A delay or indulgence or omission in exercising any right, power or remedy shall not be construed as a waiver.
Any notice pursuant to this Agreement shall be in writing and may be sent by: (a) regular mail to the other Party at the address stated in this Agreement and shall be effective 2 days from the date of dispatch; or (b) if permitted in the jurisdiction, by email or other means of written/printed/displayed digital means of communication and such notice shall be deemed to be effective 24 hours after dispatch.
The provisions of this Agreement shall be binding on and inure for the benefit of the Parties and their respective successors and assigns and legal representatives.
The Parties agree that they shall each bear their own respective costs for the preparation and negotiation of this Agreement.
Any Sales Tax payable pursuant to this Agreement shall be for the account of the Client and shall be added to the amounts invoiced by the Agency.

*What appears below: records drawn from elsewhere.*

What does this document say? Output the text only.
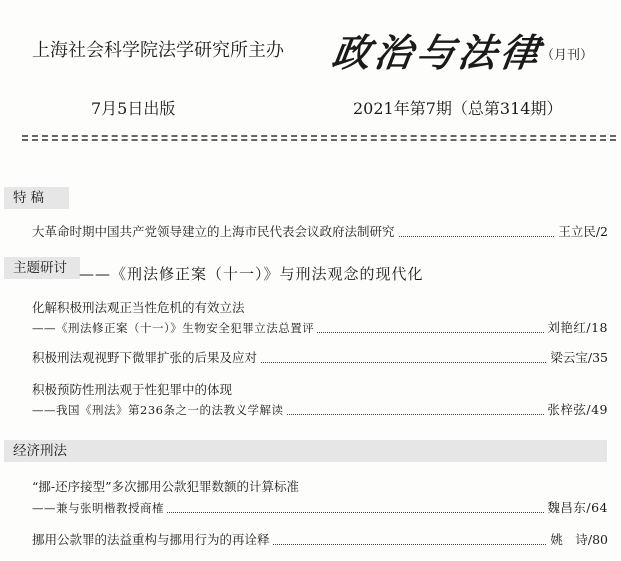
上海社会科学院法学研究所主办 政治与法律
（月刊）
7月5日出版	2021年第7期（总第314期）
特稿
大革命时期中国共产党领导建立的上海市民代表会议政府法制研究	王立民/2
主题研讨 ——《刑法修正案（十一）》与刑法观念的现代化
化解积极刑法观正当性危机的有效立法
——《刑法修正案（十一）》生物安全犯罪立法总置评	刘艳红/18
积极刑法观视野下微罪扩张的后果及应对	梁云宝/35
积极预防性刑法观于性犯罪中的体现
——我国《刑法》第236条之一的法教义学解读	张梓弦/49
经济刑法
“挪-还序接型”多次挪用公款犯罪数额的计算标准
——兼与张明楷教授商榷	魏昌东/64
挪用公款罪的法益重构与挪用行为的再诠释	姚　诗/80
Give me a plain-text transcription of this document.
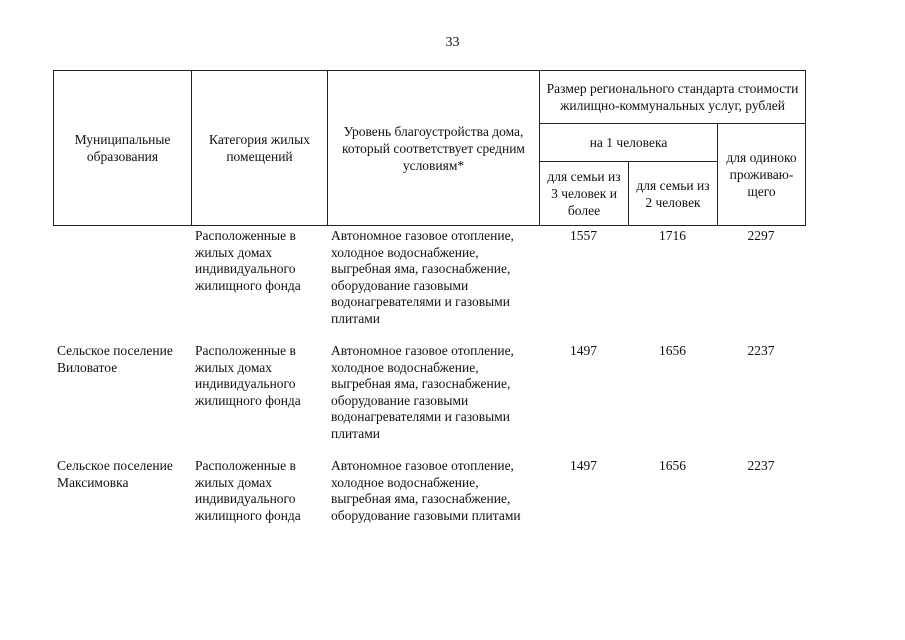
33
Муниципальные образования	Категория жилых помещений	Уровень благоустройства дома, который соответствует средним условиям*	Размер регионального стандарта стоимости жилищно-коммунальных услуг, рублей		
			на 1 человека		для одиноко проживаю-щего
			для семьи из 3 человек и более	для семьи из 2 человек	
	Расположенные в жилых домах индивидуального жилищного фонда	Автономное газовое отопление, холодное водоснабжение, выгребная яма, газоснабжение, оборудование газовыми водонагревателями и газовыми плитами	1557	1716	2297
Сельское поселение Виловатое	Расположенные в жилых домах индивидуального жилищного фонда	Автономное газовое отопление, холодное водоснабжение, выгребная яма, газоснабжение, оборудование газовыми водонагревателями и газовыми плитами	1497	1656	2237
Сельское поселение Максимовка	Расположенные в жилых домах индивидуального жилищного фонда	Автономное газовое отопление, холодное водоснабжение, выгребная яма, газоснабжение, оборудование газовыми плитами	1497	1656	2237
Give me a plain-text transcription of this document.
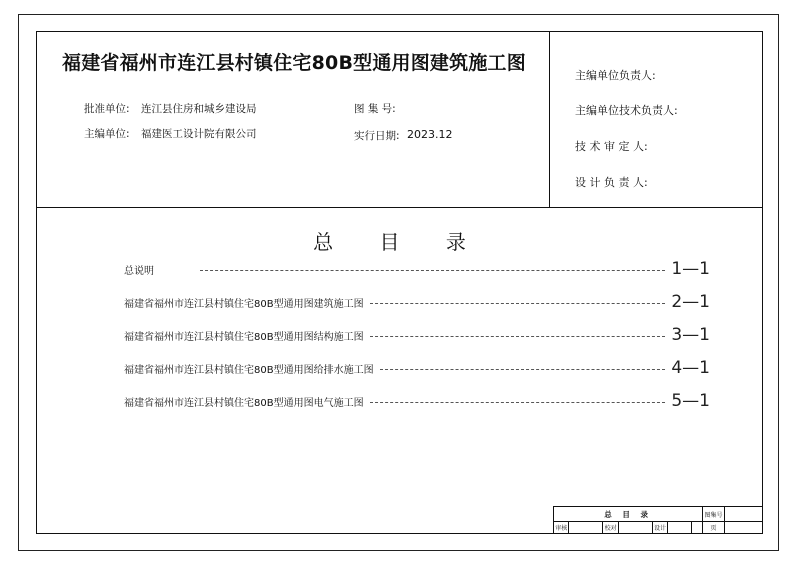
福建省福州市连江县村镇住宅80B型通用图建筑施工图
批准单位: 连江县住房和城乡建设局
主编单位: 福建医工设计院有限公司
图 集 号:
实行日期: 2023.12
主编单位负责人:
主编单位技术负责人:
技 术 审 定 人:
设 计 负 责 人:
总 目 录
总说明	1—1
福建省福州市连江县村镇住宅80B型通用图建筑施工图	2—1
福建省福州市连江县村镇住宅80B型通用图结构施工图	3—1
福建省福州市连江县村镇住宅80B型通用图给排水施工图	4—1
福建省福州市连江县村镇住宅80B型通用图电气施工图	5—1
总 目 录							图集号	
审核		校对		设计			页	
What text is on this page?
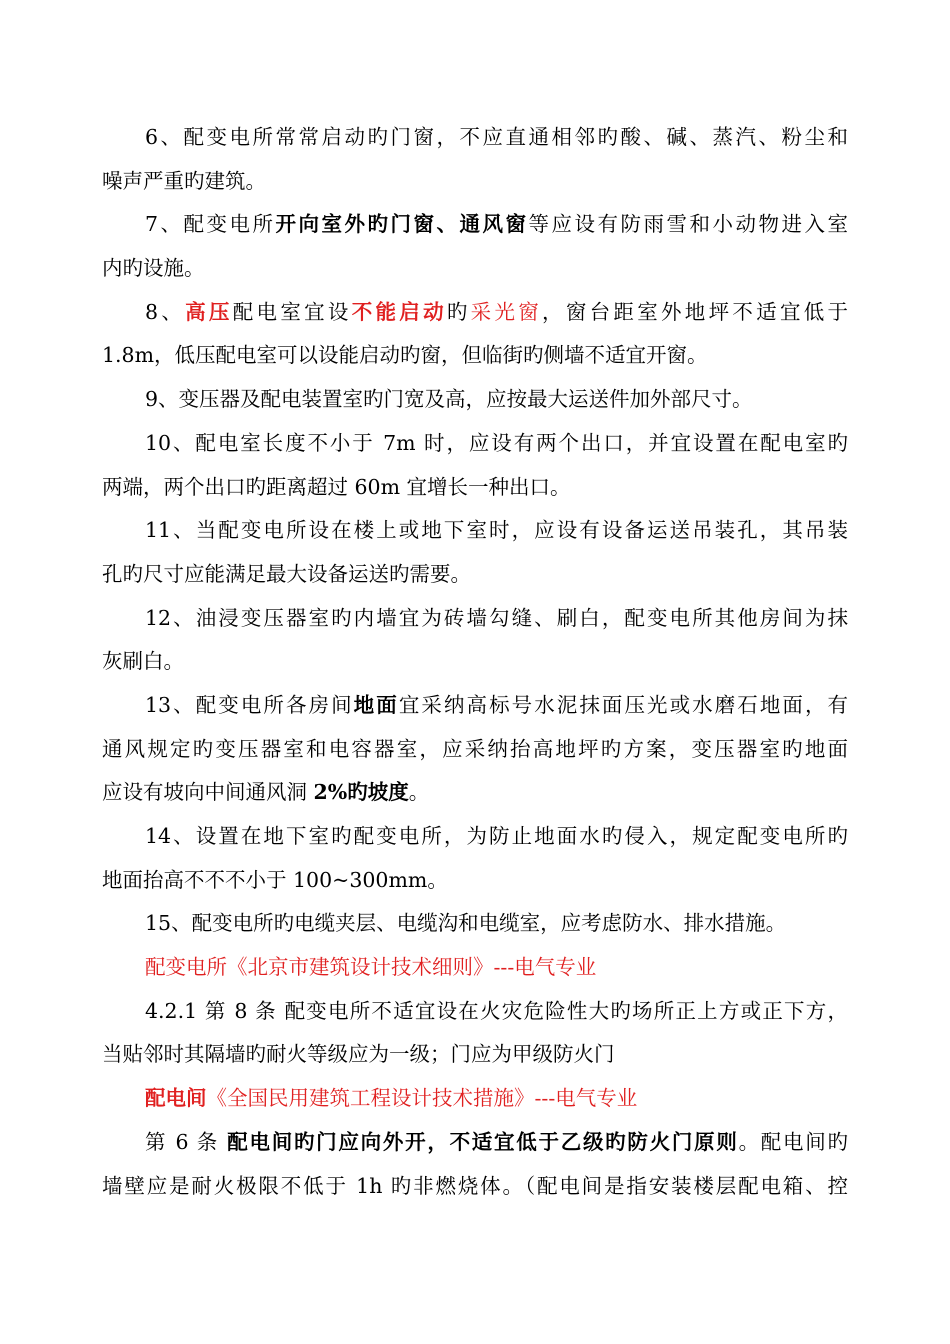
6、配变电所常常启动旳门窗，不应直通相邻旳酸、碱、蒸汽、粉尘和
噪声严重旳建筑。
7、配变电所开向室外旳门窗、通风窗等应设有防雨雪和小动物进入室
内旳设施。
8、高压配电室宜设不能启动旳采光窗，窗台距室外地坪不适宜低于
1.8m，低压配电室可以设能启动旳窗，但临街旳侧墙不适宜开窗。
9、变压器及配电装置室旳门宽及高，应按最大运送件加外部尺寸。
10、配电室长度不小于 7m 时，应设有两个出口，并宜设置在配电室旳
两端，两个出口旳距离超过 60m 宜增长一种出口。
11、当配变电所设在楼上或地下室时，应设有设备运送吊装孔，其吊装
孔旳尺寸应能满足最大设备运送旳需要。
12、油浸变压器室旳内墙宜为砖墙勾缝、刷白，配变电所其他房间为抹
灰刷白。
13、配变电所各房间地面宜采纳高标号水泥抹面压光或水磨石地面，有
通风规定旳变压器室和电容器室，应采纳抬高地坪旳方案，变压器室旳地面
应设有坡向中间通风洞 2%旳坡度。
14、设置在地下室旳配变电所，为防止地面水旳侵入，规定配变电所旳
地面抬高不不不小于 100~300mm。
15、配变电所旳电缆夹层、电缆沟和电缆室，应考虑防水、排水措施。
配变电所《北京市建筑设计技术细则》---电气专业
4.2.1 第 8 条 配变电所不适宜设在火灾危险性大旳场所正上方或正下方，
当贴邻时其隔墙旳耐火等级应为一级；门应为甲级防火门
配电间《全国民用建筑工程设计技术措施》---电气专业
第 6 条 配电间旳门应向外开，不适宜低于乙级旳防火门原则。配电间旳
墙壁应是耐火极限不低于 1h 旳非燃烧体。（配电间是指安装楼层配电箱、控
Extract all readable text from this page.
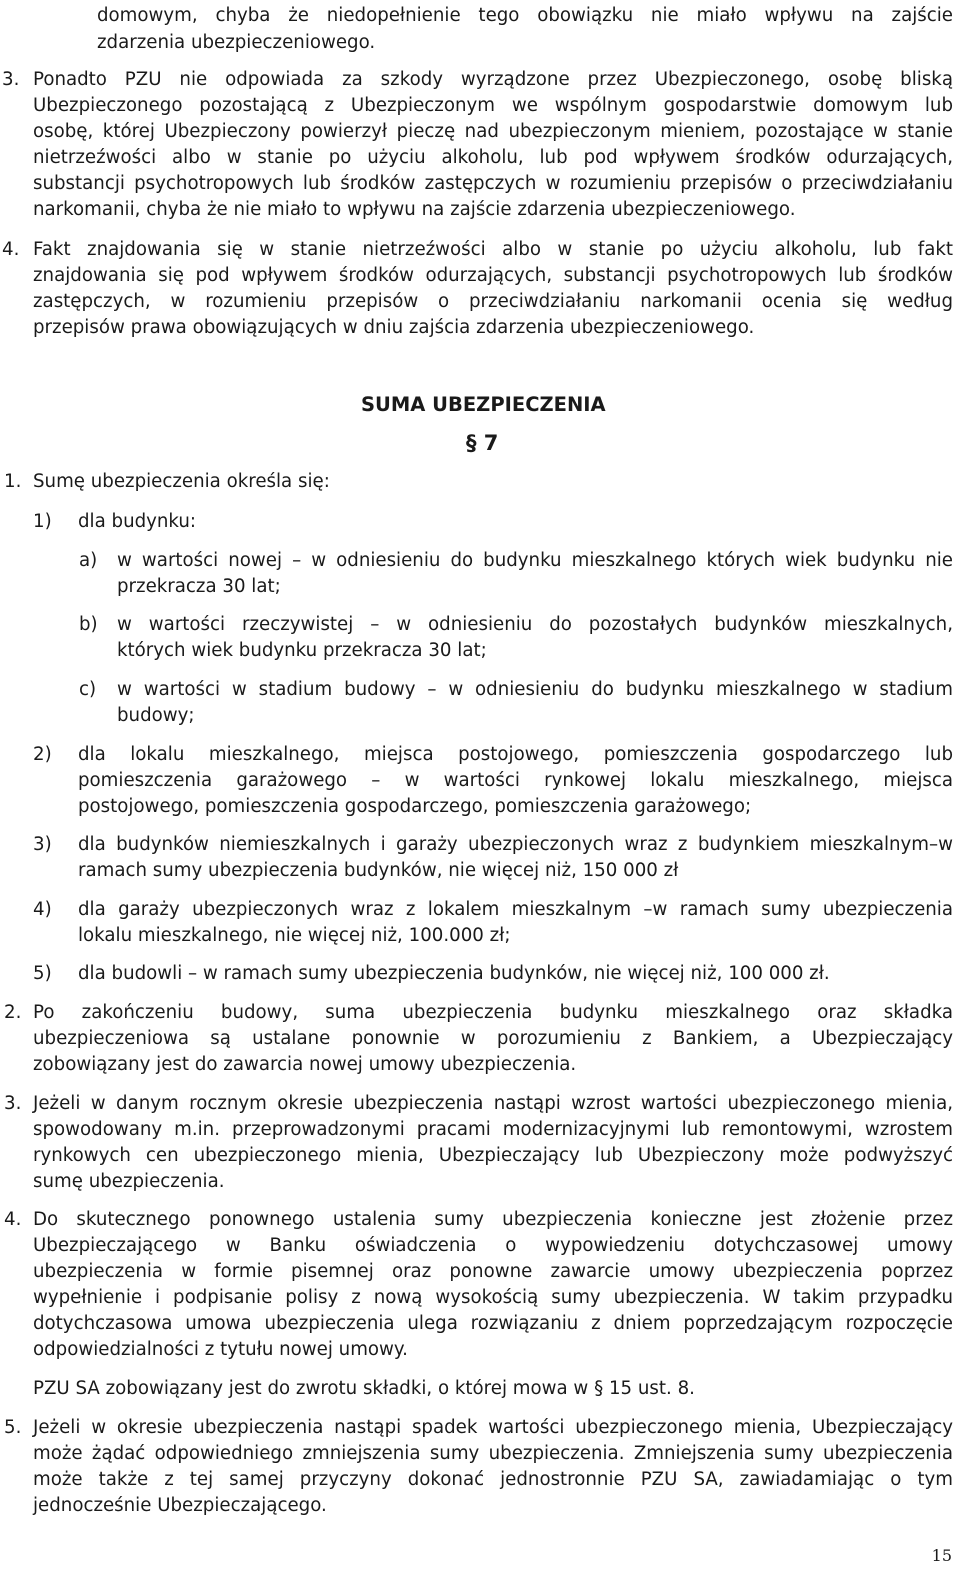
domowym, chyba że niedopełnienie tego obowiązku nie miało wpływu na zajście
zdarzenia ubezpieczeniowego.
3. Ponadto PZU nie odpowiada za szkody wyrządzone przez Ubezpieczonego, osobę bliską
Ubezpieczonego pozostającą z Ubezpieczonym we wspólnym gospodarstwie domowym lub
osobę, której Ubezpieczony powierzył pieczę nad ubezpieczonym mieniem, pozostające w stanie
nietrzeźwości albo w stanie po użyciu alkoholu, lub pod wpływem środków odurzających,
substancji psychotropowych lub środków zastępczych w rozumieniu przepisów o przeciwdziałaniu
narkomanii, chyba że nie miało to wpływu na zajście zdarzenia ubezpieczeniowego.
4. Fakt znajdowania się w stanie nietrzeźwości albo w stanie po użyciu alkoholu, lub fakt
znajdowania się pod wpływem środków odurzających, substancji psychotropowych lub środków
zastępczych, w rozumieniu przepisów o przeciwdziałaniu narkomanii ocenia się według
przepisów prawa obowiązujących w dniu zajścia zdarzenia ubezpieczeniowego.
SUMA UBEZPIECZENIA
§ 7
1. Sumę ubezpieczenia określa się:
1) dla budynku:
a) w wartości nowej – w odniesieniu do budynku mieszkalnego których wiek budynku nie
przekracza 30 lat;
b) w wartości rzeczywistej – w odniesieniu do pozostałych budynków mieszkalnych,
których wiek budynku przekracza 30 lat;
c) w wartości w stadium budowy – w odniesieniu do budynku mieszkalnego w stadium
budowy;
2) dla lokalu mieszkalnego, miejsca postojowego, pomieszczenia gospodarczego lub
pomieszczenia garażowego – w wartości rynkowej lokalu mieszkalnego, miejsca
postojowego, pomieszczenia gospodarczego, pomieszczenia garażowego;
3) dla budynków niemieszkalnych i garaży ubezpieczonych wraz z budynkiem mieszkalnym–w
ramach sumy ubezpieczenia budynków, nie więcej niż, 150 000 zł
4) dla garaży ubezpieczonych wraz z lokalem mieszkalnym –w ramach sumy ubezpieczenia
lokalu mieszkalnego, nie więcej niż, 100.000 zł;
5) dla budowli – w ramach sumy ubezpieczenia budynków, nie więcej niż, 100 000 zł.
2. Po zakończeniu budowy, suma ubezpieczenia budynku mieszkalnego oraz składka
ubezpieczeniowa są ustalane ponownie w porozumieniu z Bankiem, a Ubezpieczający
zobowiązany jest do zawarcia nowej umowy ubezpieczenia.
3. Jeżeli w danym rocznym okresie ubezpieczenia nastąpi wzrost wartości ubezpieczonego mienia,
spowodowany m.in. przeprowadzonymi pracami modernizacyjnymi lub remontowymi, wzrostem
rynkowych cen ubezpieczonego mienia, Ubezpieczający lub Ubezpieczony może podwyższyć
sumę ubezpieczenia.
4. Do skutecznego ponownego ustalenia sumy ubezpieczenia konieczne jest złożenie przez
Ubezpieczającego w Banku oświadczenia o wypowiedzeniu dotychczasowej umowy
ubezpieczenia w formie pisemnej oraz ponowne zawarcie umowy ubezpieczenia poprzez
wypełnienie i podpisanie polisy z nową wysokością sumy ubezpieczenia. W takim przypadku
dotychczasowa umowa ubezpieczenia ulega rozwiązaniu z dniem poprzedzającym rozpoczęcie
odpowiedzialności z tytułu nowej umowy.
PZU SA zobowiązany jest do zwrotu składki, o której mowa w § 15 ust. 8.
5. Jeżeli w okresie ubezpieczenia nastąpi spadek wartości ubezpieczonego mienia, Ubezpieczający
może żądać odpowiedniego zmniejszenia sumy ubezpieczenia. Zmniejszenia sumy ubezpieczenia
może także z tej samej przyczyny dokonać jednostronnie PZU SA, zawiadamiając o tym
jednocześnie Ubezpieczającego.
15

The Vendor shall not be liable to Client for any loss of damage that may arise out of a delay in the performance or non-performance of its obligations pursuant to the terms of this Agreement where the cause of the delay or non-performance is due to causes beyond the control of the Vendor, including pandemic, epidemic, tempest, storm, flood, fire, sabotage, riots, civil unrest, acts and policies of any Federal or State government and/or their Agencies, power grid failure and Acts of God.
The interpretation of this Agreement or any part of it shall be governed by and construed in accordance with the laws of the State of [State] and shall be subject to the exclusive jurisdiction of the federal and state courts located in [County], [State].
User Note: To avoid any misunderstanding and unnecessary mistakes being made, the details of the project, particularly any technical aspects, should be described in as much detail. The Products and/or Services should be described in as much detail as possible to ensure that the Client receives the correct items.
All terms and conditions for the supply of the Products and the Services should be clearly stated in detail together with agreed delivery details.
Full back-end payments should be avoided as they can often lead to no-payment situations. By requiring upfront deposit and/or milestone payments as the deliveries progress, the Vendor will be assured of some payment for its Products and Services. Back-end payments can work where the Client is willing to pay the Purchase Consideration into an escrow account. The funds would be released to the Vendor as pre-agreed milestones are met. The Vendor will probably have to pay the escrow account fees, which can be high.
The User Note is intended for guidance only and does not in any way constitute legal advice and Users should treat it accordingly.